Un véritable baptême du feu pour Elie Girard, qui a succédé à son patron, devenu Commissaire européen au Marché Intérieur, au pied levé en novembre dernier. Mais celui qui est surnommé le "travaillomane" pour son dévouement à la tâche dispose d’un timing parfait pour affronter une crise sans précédent. D’une part, Atos a soldé son aventure dans le paiement avec Worldline, qui va devenir un géant du paiement électronique en intégrant Ingenico : son ancienne maison-mère a vendu tous ses titres en l’espace de six mois, ce qui lui a rapporté la coquette somme de 2,8 milliards d’euros. Ce qui lui a permis de dégager une trésorerie disponible de 1,7 milliard d’euros à fin décembre 2019, qui va être encore améliorée cette année avec le solde Worldline et le cash généré par son activité, certes un peu moins important.
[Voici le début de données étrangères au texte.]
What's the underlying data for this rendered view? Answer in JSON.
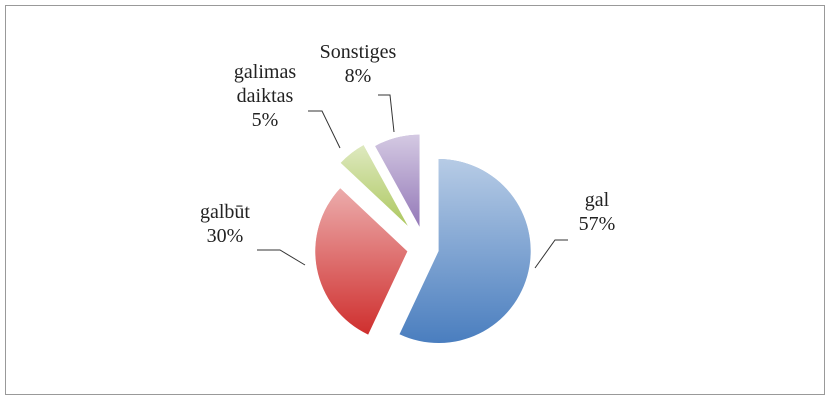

D’autre part, Elie Girard a eu tout juste le temps d’annoncer un nouveau plan stratégique début février, avant le grand chaos. Celui-ci repose sur une approche sectorielle plutôt que par métiers, une orientation qui, par la force des choses avec cette crise sanitaire, a aujourd’hui beaucoup de sens. Le groupe va pouvoir proposer son expertise sectorielle à des acteurs touchés de diverses façons par le Covid-19, même si la reprise prendra un peu de temps. Enfin, la direction avait annoncé vouloir poursuivre le développement de la cybersécurité, un segment devenu crucial pour des populations mondiales confinées.